No presente caso, a questão de constitucionalidade que se suscitava era a


da admissibilidade da figura do recurso hierárquico necessário, a qual, como se
evidenciou na decisão sumária ora reclamada, já foi objecto de diversas decisões deste
Tribunal, sempre no sentido da não inconstitucionalidade, sendo irrelevante, por
acessório relativamente ao cerne da questão, a diversidade de preceitos legais a
propósito dos quais a questão foi suscitada. A questão de constitucionalidade permanece
substancialmente idêntica mesmo que, com o CPTA, a regra geral tenha deixado de ser
o carácter necessário dos recursos hierárquicos, para passar a ser a regra do carácter
facultativo, pois tal não impediu – questão cuja decisão coube às instâncias, sem
possibilidade de crítica por parte do Tribunal Constitucional – que se considerassem
subsistentes (apesar da alteração da regra) os preceitos legais especiais que continuaram
a prever impugnações administrativas necessárias, como é justamente o caso da norma
do artigo 75.º, n.º 8, do EDFAACRL.

Na anterior jurisprudência constitucional citada – designadamente no


Acórdão n.º 425/99 – já foi tida em conta a alteração de redacção do n.º 4 do artigo
268.º da CRP operada pela revisão constitucional de 1997, não tendo sobrevindo
qualquer outra alteração constitucional que impusesse ou justificasse a reponderação da
questão.
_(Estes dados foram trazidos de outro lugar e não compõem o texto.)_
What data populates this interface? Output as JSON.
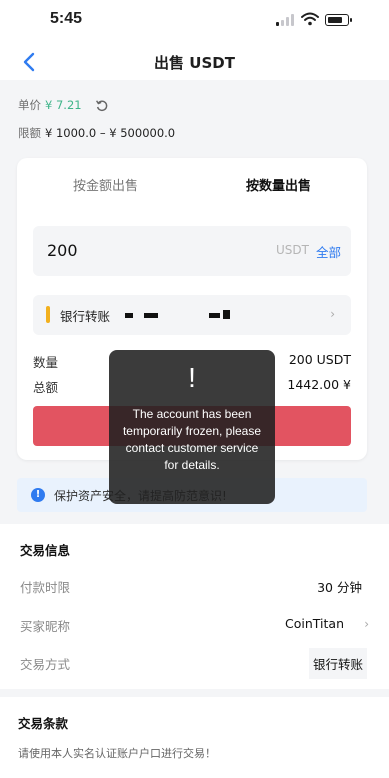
{
  "status_bar": {
    "time": "5:45"
  },
  "nav": {
    "title": "出售 USDT"
  },
  "info": {
    "price_label": "单价",
    "price_value": "¥ 7.21",
    "limit_label": "限额",
    "limit_value": "¥ 1000.0 – ¥ 500000.0"
  },
  "tabs": {
    "by_amount": "按金额出售",
    "by_quantity": "按数量出售"
  },
  "amount": {
    "value": "200",
    "unit": "USDT",
    "all_label": "全部"
  },
  "payment": {
    "method": "银行转账"
  },
  "summary": {
    "quantity_label": "数量",
    "quantity_value": "200 USDT",
    "total_label": "总额",
    "total_value": "1442.00 ¥"
  },
  "notice": {
    "text": "保护资产安全，请提高防范意识!"
  },
  "trade_info": {
    "title": "交易信息",
    "payment_time_label": "付款时限",
    "payment_time_value": "30 分钟",
    "buyer_label": "买家昵称",
    "buyer_value": "CoinTitan",
    "method_label": "交易方式",
    "method_value": "银行转账"
  },
  "terms": {
    "title": "交易条款",
    "text": "请使用本人实名认证账户户口进行交易！"
  },
  "toast": {
    "mark": "!",
    "message": "The account has been temporarily frozen, please contact customer service for details."
  },
  "colors": {
    "accent_blue": "#2f7bf0",
    "price_green": "#3fb48a",
    "sell_red": "#e25461",
    "payment_yellow": "#f2b01e"
  },
  "icons": [
    "back-arrow-icon",
    "refresh-icon",
    "info-icon",
    "chevron-right-icon",
    "signal-icon",
    "wifi-icon",
    "battery-icon"
  ]
}
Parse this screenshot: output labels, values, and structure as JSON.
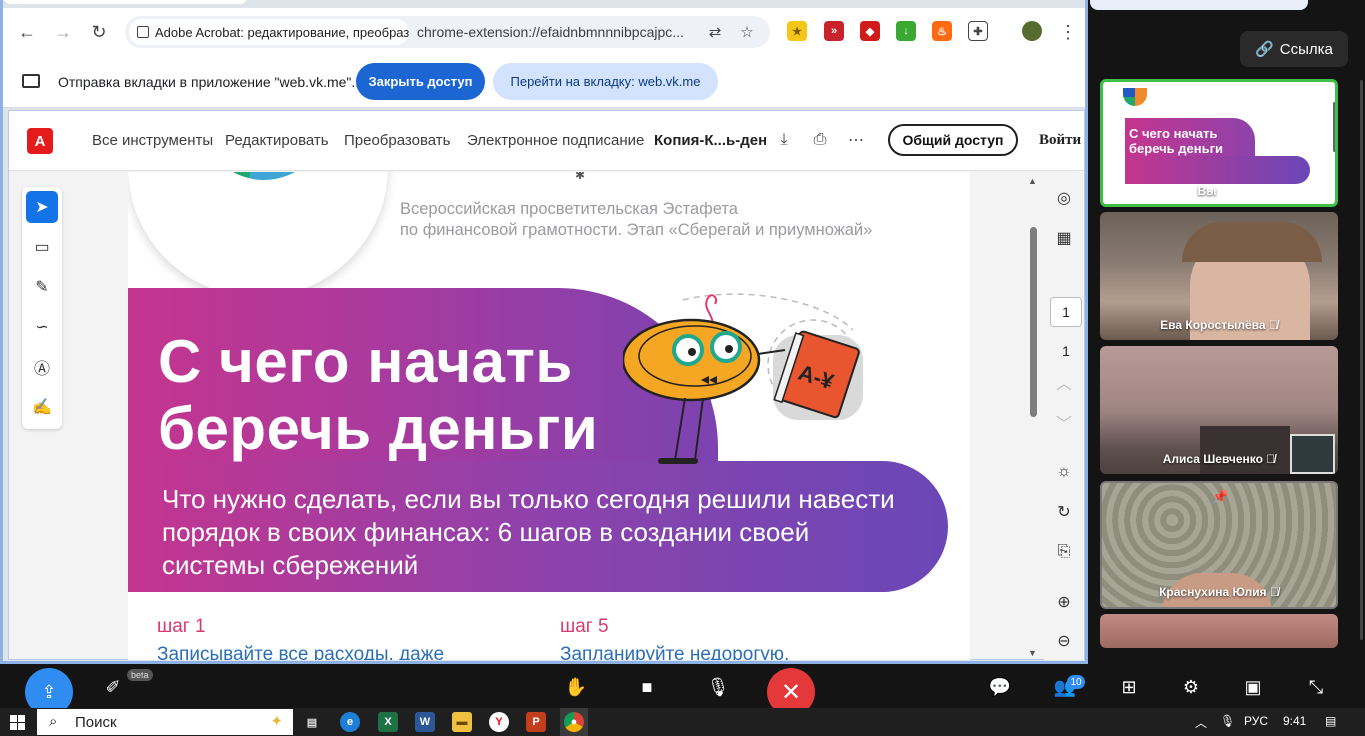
{
  "browser": {
    "tab_title": "Adobe Acrobat: редактирование, преобразо",
    "url": "chrome-extension://efaidnbmnnnibpcajpc...",
    "share_message": "Отправка вкладки в приложение \"web.vk.me\"...",
    "stop_sharing_label": "Закрыть доступ",
    "goto_tab_label": "Перейти на вкладку: web.vk.me"
  },
  "acrobat": {
    "menu": [
      "Все инструменты",
      "Редактировать",
      "Преобразовать",
      "Электронное подписание"
    ],
    "file_name": "Копия-К...ь-ден...",
    "share_label": "Общий доступ",
    "login_label": "Войти",
    "page_current": "1",
    "page_total": "1"
  },
  "pdf": {
    "header_line1": "Всероссийская просветительская Эстафета",
    "header_line2": "по финансовой грамотности.   Этап «Сберегай и приумножай»",
    "title_line1": "С чего начать",
    "title_line2": "беречь деньги",
    "subtitle_line1": "Что нужно сделать, если вы только сегодня решили навести",
    "subtitle_line2": "порядок в своих финансах: 6 шагов в создании своей",
    "subtitle_line3": "системы сбережений",
    "book_label": "A-¥",
    "step1_label": "шаг 1",
    "step1_text": "Записывайте все расходы, даже",
    "step5_label": "шаг 5",
    "step5_text": "Запланируйте недорогую,"
  },
  "call": {
    "link_label": "Ссылка",
    "participants": [
      {
        "name": "Вы"
      },
      {
        "name": "Ева Коростылёва"
      },
      {
        "name": "Алиса Шевченко"
      },
      {
        "name": "Краснухина Юлия"
      }
    ],
    "beta_label": "beta",
    "participants_count": "10"
  },
  "taskbar": {
    "search_placeholder": "Поиск",
    "language": "РУС",
    "time": "9:41"
  },
  "colors": {
    "accent_blue": "#1b66d2",
    "acrobat_red": "#e31b1b",
    "hangup_red": "#e5383b",
    "active_speaker_green": "#3fbf46"
  }
}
E, por outro lado, entre essa jurisprudência contam-se casos em que a
impugnação administrativa necessária respeita a actos de natureza sancionatória, como,
por exemplo, o Acórdão n.º 185/2001, tirado em Plenário, ou a Decisão Sumária n.º
280/2005, reportada a outro número (o n.º 4) do mesmo artigo 75.º do EDFAACRL.

Conclui-se, assim, pela admissibilidade, no caso, da prolação de decisão


sumária, cujo sentido decisório se confirma, pelos fundamentos nela explanados.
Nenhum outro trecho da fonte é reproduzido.